A foodstore in Amsterdam seemed like a good partner for us, since their target audience matched ours. I
set out to find a farmer that supplied groceries to them, and could potentially supply electricity via us. I took the list from their website and googled all their farmers. Most of the time, it was very difficult to find the addresses, but going through various sites, such as the Chamber of Commerce, I found the location for each of them. Then, in Google Streetview, I virtually walked around the neighbourhood to see if one of them had a roof full of solar panels or a windmill on their land.
This way, I visited some fifty suppliers of food. All of them had big farms, one of them had a windmill too.
Via the Yellow Pages I found their phonenumber and gave them a call. Last month, I finally got to visit them, and now they’ve been added to our website, and they’re selling energy straight to consumers.
Changing the world via Google Streetview
To me, this case is exemplary for working at a startup. Every day forces me to inventive. Nobody before, in the whole world, had to write about an online peer2peer energy marketplace and all its assets.

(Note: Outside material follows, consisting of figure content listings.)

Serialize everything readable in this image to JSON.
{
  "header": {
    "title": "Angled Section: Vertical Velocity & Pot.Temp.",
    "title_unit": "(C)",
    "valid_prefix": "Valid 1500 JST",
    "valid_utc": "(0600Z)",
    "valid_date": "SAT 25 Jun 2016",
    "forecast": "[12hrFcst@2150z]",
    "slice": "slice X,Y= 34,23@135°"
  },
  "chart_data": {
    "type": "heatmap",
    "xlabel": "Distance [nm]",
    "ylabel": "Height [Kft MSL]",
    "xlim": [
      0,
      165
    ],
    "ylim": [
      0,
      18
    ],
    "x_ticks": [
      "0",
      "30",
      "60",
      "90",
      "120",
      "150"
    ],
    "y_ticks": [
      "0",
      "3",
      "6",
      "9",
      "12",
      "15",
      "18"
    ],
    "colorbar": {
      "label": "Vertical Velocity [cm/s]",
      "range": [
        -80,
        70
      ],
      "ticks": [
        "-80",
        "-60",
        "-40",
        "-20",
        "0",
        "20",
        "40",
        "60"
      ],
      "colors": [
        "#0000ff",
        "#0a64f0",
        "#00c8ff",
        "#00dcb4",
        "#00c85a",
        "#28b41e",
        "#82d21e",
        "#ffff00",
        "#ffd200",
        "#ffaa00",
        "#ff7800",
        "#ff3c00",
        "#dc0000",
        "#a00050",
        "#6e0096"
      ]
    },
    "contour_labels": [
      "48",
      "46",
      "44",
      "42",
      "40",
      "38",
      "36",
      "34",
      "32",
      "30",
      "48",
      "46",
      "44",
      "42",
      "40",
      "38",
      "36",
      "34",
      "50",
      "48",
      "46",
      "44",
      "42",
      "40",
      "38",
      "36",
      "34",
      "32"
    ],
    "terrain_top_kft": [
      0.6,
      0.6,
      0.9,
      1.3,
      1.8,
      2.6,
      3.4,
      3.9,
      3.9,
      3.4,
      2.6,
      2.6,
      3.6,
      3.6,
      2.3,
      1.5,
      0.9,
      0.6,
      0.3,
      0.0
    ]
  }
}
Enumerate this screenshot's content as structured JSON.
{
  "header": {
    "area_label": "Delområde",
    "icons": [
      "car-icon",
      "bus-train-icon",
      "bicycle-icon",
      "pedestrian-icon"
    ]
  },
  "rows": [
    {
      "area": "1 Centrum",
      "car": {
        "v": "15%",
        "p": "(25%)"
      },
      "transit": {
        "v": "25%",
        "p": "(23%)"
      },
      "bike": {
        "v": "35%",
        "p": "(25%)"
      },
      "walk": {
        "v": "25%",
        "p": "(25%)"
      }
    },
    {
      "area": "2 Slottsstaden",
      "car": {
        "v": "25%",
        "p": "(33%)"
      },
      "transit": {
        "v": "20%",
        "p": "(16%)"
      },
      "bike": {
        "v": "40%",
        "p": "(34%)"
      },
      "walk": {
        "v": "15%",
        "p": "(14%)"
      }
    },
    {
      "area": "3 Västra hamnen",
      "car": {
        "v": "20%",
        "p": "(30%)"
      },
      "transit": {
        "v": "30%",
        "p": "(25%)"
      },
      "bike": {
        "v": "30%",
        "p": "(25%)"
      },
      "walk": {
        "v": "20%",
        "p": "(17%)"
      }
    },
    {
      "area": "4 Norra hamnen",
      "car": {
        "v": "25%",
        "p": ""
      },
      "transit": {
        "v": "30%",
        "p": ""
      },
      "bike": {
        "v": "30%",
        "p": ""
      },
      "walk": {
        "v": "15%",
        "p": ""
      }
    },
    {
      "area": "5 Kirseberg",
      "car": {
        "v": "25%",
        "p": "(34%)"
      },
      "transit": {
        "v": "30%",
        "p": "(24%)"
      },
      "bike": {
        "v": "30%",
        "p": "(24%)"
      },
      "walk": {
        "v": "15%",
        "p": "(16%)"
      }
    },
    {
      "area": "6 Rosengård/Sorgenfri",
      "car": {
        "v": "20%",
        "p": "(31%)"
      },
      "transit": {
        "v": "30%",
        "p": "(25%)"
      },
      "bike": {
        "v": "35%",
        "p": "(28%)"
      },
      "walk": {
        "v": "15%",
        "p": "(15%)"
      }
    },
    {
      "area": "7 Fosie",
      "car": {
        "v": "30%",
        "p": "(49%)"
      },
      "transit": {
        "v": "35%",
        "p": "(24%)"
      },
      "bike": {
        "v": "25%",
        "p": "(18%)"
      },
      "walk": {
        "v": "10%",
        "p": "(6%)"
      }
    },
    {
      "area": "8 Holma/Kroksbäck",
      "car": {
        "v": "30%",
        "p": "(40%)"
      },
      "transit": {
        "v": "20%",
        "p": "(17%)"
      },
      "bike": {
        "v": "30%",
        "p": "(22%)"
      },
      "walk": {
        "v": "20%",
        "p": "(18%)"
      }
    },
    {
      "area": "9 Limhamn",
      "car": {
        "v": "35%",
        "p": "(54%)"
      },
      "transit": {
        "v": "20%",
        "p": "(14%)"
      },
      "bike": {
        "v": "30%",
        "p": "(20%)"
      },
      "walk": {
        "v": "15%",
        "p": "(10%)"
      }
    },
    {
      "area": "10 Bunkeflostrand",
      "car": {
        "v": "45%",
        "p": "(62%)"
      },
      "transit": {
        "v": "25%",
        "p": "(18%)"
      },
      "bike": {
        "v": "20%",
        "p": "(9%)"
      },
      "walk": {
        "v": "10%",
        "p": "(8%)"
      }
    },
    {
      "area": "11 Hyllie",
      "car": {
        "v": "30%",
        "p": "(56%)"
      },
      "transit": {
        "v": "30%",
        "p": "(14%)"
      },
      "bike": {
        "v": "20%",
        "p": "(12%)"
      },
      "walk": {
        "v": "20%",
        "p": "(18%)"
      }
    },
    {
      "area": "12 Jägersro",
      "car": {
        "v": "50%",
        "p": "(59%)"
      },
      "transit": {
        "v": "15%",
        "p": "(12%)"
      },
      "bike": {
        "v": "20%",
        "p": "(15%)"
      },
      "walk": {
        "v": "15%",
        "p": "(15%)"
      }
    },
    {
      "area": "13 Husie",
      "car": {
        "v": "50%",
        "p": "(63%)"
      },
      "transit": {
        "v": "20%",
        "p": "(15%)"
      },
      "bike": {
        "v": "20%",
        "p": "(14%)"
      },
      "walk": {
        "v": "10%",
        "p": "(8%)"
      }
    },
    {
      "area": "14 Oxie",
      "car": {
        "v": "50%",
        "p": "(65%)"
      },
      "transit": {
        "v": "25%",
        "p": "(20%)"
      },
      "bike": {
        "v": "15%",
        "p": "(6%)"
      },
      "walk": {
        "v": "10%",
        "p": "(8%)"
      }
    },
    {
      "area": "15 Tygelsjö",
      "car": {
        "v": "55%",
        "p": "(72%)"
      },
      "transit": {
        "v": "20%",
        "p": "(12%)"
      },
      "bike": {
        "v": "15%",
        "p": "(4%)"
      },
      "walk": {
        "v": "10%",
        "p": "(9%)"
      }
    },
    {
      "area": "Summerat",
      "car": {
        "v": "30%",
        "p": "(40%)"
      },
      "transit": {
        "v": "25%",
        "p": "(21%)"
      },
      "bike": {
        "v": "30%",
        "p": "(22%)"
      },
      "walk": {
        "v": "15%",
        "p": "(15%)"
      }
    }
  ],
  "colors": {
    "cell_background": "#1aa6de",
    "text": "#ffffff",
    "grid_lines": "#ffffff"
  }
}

There are no standardisations here: strategies and plannings are volatile and my job description is only a hint of what I actually do.
Copywriter aside, I’ve been a graphic designer, social media manager, journalist, photographer, relationship manager and accountant. I’ve folded invitations, lifted crates and decorated the pressroom. The whole team worked outside of their responsibilities in favour of the overal result. We’re not some huge corporate company where for every task, there is an employee.
The thing is, I don’t per se like folding invitations, yet it becomes very rewarding in the context of a startup, especially one where you’re working for a greater good.